Blog

August 20 – King Saint Stephen’s Admonitions To His Son Prince Emeric (Extract)

On 20th of August Hungarians commemorate the foundation of their 1000-year-old state and their first and holy king, Saint Stephen. According to medieval legend, the king himself compiled a book for his son, Prince Emericus, who sadly predeceased him. The work, which reminds us of the qualities that make a good ruler, a good man and a good Christian, is entitled Admonitions. 

Although scholars debate whether it can actually be attributed to the King himself or one of his clerics, most of them agree that it was composed in the first decades of the 11th century. However, the Admonitions still has a message for today. Hereby we share an English extract of the original Latin text:

“My dearest son, if you desire to honor the royal crown, I advise, I counsel, I urge you above all things to maintain the Catholic and apostolic faith with such diligence and care that you may be an example for all those placed under you by God and that all the clergy may rightly call you a man of true Christian profession. Failing to do this, you may be sure that you will not be called a Christian or a son of the Church. Indeed, in the royal palace after the faith itself, the Church holds second place, first propagated as she was by our head, Christ; then transplanted, firmly constituted and spread through the whole world by his members, the apostles and holy fathers. And though she always produced fresh offspring, nevertheless in certain places she is regarded as ancient.

However, dearest son, even now in our kingdom the Church is proclaimed as young and newly planted; and for that reason she needs more prudent and trustworthy guardians lest a benefit which the divine mercy bestowed on us undeservedly should be destroyed and annihilated through your idleness, indolence or neglect.

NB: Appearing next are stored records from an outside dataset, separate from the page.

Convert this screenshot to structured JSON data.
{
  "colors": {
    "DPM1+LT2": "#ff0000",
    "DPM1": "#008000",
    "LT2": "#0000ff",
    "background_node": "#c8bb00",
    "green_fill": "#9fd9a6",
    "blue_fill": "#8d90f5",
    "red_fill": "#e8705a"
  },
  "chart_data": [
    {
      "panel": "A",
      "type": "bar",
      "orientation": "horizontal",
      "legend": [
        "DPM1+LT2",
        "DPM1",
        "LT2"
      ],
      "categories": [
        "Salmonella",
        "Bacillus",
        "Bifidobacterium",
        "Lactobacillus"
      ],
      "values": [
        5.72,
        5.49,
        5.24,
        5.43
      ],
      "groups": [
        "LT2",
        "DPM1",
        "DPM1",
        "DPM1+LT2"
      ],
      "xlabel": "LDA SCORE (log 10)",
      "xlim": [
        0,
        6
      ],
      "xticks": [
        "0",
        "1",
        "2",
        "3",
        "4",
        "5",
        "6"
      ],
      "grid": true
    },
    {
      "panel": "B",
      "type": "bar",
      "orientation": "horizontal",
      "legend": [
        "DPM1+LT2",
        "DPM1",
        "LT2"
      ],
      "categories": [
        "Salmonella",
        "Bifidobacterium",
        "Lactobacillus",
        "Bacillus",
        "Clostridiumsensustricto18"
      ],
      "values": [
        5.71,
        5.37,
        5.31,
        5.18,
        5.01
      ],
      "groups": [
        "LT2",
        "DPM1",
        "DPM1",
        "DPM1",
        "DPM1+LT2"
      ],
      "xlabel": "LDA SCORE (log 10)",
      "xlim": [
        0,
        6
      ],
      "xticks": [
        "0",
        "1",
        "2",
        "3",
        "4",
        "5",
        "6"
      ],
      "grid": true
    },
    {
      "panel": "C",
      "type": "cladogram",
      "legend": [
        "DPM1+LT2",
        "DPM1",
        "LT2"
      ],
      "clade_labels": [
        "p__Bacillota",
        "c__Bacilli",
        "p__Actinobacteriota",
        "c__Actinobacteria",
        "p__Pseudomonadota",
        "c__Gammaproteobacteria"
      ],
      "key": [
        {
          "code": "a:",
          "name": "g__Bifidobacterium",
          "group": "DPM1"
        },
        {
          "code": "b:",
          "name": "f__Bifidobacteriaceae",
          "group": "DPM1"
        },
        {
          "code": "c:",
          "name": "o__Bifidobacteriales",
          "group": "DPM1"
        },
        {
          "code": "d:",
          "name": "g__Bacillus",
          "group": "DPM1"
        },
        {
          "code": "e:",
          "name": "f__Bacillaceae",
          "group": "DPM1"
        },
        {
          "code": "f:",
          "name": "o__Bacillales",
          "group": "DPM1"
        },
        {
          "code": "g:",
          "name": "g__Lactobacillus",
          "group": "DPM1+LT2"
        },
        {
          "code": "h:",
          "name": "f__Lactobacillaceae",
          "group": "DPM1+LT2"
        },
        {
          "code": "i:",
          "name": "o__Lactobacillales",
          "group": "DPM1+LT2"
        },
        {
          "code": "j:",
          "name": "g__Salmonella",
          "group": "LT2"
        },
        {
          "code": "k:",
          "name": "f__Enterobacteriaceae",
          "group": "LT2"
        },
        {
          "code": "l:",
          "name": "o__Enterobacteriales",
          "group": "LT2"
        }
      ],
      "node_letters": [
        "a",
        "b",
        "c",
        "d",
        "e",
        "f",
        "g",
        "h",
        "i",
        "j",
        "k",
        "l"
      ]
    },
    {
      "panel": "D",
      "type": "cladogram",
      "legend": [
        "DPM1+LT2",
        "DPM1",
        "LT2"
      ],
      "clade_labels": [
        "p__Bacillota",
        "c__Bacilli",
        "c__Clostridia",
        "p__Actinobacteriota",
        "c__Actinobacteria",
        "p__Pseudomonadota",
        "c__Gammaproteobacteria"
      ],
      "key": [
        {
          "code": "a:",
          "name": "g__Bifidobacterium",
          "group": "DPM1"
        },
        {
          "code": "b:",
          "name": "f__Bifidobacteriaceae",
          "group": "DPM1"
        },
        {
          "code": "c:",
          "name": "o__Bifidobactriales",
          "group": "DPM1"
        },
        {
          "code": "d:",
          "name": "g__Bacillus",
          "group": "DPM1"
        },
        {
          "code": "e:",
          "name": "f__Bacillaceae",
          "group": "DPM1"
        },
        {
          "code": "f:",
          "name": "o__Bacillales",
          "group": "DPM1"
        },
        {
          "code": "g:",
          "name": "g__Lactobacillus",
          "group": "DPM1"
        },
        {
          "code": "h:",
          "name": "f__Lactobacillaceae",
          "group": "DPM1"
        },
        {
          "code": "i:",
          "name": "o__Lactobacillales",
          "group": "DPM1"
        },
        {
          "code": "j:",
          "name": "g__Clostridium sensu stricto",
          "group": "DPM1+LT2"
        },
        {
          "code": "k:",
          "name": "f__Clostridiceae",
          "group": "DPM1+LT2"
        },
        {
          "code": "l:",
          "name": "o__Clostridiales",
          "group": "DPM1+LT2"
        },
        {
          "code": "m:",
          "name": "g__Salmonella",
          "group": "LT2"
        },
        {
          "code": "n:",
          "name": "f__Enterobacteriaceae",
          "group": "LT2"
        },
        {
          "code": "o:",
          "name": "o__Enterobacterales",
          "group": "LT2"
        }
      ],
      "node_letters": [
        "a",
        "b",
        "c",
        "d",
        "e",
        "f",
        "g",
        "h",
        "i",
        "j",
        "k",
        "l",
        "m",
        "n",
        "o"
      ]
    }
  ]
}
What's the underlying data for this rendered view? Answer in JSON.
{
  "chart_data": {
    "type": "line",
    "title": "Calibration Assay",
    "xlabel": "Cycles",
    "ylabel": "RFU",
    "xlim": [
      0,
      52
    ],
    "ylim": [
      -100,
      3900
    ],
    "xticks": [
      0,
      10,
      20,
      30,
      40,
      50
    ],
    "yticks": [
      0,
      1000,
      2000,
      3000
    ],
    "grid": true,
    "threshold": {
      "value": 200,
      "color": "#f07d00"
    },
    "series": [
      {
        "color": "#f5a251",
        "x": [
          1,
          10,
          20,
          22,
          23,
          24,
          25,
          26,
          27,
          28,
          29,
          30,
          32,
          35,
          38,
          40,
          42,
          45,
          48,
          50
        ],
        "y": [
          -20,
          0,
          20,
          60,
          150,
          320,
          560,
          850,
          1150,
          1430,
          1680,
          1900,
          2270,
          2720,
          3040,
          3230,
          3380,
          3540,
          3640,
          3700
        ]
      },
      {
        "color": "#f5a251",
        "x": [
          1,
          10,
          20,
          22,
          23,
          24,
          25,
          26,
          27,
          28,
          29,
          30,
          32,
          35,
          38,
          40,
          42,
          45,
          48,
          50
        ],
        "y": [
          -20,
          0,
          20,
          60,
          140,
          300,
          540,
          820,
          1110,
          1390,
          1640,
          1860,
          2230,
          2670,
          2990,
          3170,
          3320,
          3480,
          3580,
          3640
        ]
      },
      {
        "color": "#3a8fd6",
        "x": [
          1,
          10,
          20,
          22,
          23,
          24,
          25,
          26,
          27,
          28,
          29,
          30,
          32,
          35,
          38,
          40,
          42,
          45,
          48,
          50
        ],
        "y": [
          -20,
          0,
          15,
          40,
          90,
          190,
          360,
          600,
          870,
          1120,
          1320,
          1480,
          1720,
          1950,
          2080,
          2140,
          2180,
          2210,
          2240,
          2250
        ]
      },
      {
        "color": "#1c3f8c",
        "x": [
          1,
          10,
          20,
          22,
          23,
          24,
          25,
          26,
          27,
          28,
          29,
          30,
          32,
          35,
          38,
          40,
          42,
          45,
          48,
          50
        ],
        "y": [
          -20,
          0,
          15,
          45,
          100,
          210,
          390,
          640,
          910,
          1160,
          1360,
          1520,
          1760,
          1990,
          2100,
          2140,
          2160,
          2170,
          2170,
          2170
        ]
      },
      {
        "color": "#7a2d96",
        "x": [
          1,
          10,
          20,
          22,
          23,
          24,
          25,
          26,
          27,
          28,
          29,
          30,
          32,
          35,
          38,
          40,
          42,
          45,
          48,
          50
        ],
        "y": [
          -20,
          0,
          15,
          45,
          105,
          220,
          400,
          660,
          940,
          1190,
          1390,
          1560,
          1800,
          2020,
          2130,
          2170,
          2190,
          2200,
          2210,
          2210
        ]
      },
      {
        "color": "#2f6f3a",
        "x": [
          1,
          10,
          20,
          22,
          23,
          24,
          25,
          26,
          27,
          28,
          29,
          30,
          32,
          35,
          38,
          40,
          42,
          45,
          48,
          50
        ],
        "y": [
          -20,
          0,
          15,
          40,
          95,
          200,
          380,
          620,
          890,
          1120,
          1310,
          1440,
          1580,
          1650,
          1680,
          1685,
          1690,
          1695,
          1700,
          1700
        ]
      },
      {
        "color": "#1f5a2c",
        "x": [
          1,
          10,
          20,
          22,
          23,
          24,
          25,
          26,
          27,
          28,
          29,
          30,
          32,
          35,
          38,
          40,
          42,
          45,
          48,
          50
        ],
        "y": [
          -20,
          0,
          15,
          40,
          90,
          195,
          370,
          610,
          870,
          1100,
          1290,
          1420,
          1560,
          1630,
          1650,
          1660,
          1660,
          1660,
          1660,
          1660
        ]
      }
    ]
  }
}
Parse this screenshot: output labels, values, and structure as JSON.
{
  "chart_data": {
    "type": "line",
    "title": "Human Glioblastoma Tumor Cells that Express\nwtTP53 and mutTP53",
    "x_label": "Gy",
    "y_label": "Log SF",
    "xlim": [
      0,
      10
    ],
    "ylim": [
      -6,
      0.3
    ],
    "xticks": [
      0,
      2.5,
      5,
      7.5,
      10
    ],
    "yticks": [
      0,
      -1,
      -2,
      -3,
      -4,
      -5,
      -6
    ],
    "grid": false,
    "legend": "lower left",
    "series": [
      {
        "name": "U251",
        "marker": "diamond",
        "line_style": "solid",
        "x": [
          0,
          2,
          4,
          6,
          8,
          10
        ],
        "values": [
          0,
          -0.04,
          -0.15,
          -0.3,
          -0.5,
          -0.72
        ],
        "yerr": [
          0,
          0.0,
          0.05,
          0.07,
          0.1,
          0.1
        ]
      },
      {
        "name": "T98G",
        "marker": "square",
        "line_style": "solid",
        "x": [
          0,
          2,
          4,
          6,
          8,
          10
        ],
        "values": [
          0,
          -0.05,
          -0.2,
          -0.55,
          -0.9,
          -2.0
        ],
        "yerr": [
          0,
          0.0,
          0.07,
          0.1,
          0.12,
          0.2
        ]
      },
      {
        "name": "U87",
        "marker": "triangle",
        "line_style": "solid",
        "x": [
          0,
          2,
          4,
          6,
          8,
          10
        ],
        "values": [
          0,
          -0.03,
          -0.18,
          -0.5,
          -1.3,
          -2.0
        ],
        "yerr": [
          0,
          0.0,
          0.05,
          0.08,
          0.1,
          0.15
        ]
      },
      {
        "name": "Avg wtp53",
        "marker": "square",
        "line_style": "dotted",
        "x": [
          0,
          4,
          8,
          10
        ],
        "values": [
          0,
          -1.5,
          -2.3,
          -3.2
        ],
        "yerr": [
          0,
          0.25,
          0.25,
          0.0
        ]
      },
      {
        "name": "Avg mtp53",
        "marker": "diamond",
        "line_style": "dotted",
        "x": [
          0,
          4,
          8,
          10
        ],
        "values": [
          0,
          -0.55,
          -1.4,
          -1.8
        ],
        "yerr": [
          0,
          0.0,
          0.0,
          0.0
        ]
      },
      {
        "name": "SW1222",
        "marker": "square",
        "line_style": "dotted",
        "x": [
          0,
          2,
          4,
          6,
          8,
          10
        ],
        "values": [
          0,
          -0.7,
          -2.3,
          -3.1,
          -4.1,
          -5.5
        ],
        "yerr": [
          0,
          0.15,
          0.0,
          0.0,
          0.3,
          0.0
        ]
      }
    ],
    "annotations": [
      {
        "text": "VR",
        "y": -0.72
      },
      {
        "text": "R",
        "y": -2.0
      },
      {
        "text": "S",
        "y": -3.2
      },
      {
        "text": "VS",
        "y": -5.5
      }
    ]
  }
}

My beloved son, delight of my heart, hope of your posterity, I pray, I command, that at every time and in everything, strengthened by your devotion to me, you may show favor not only to relations and kin, or to the most eminent, be they leaders or rich men or neighbors or fellow-countrymen, but also to foreigners and to all who come to you. By fulfilling your duty in this way you will reach the highest state of happiness. Be merciful to all who are suffering violence, keeping always in your heart the example of the Lord who said: I desire mercy and not sacrifice. Be patient with everyone, not only with the powerful, but also with the weak.

Finally be strong lest prosperity lift you up too much or adversity cast you down. Be humble in this life, that God may raise you up in the next. Be truly moderate and do not punish or condemn anyone immoderately. Be gentle so that you may never oppose justice. Be honorable so that you may never voluntarily bring disgrace upon anyone. Be chaste so that you may avoid all the foulness of lust like the pangs of death.

All these virtues I have noted above make up the royal crown and without them no one is fit to rule here on earth or attain the heavenly kingdom.”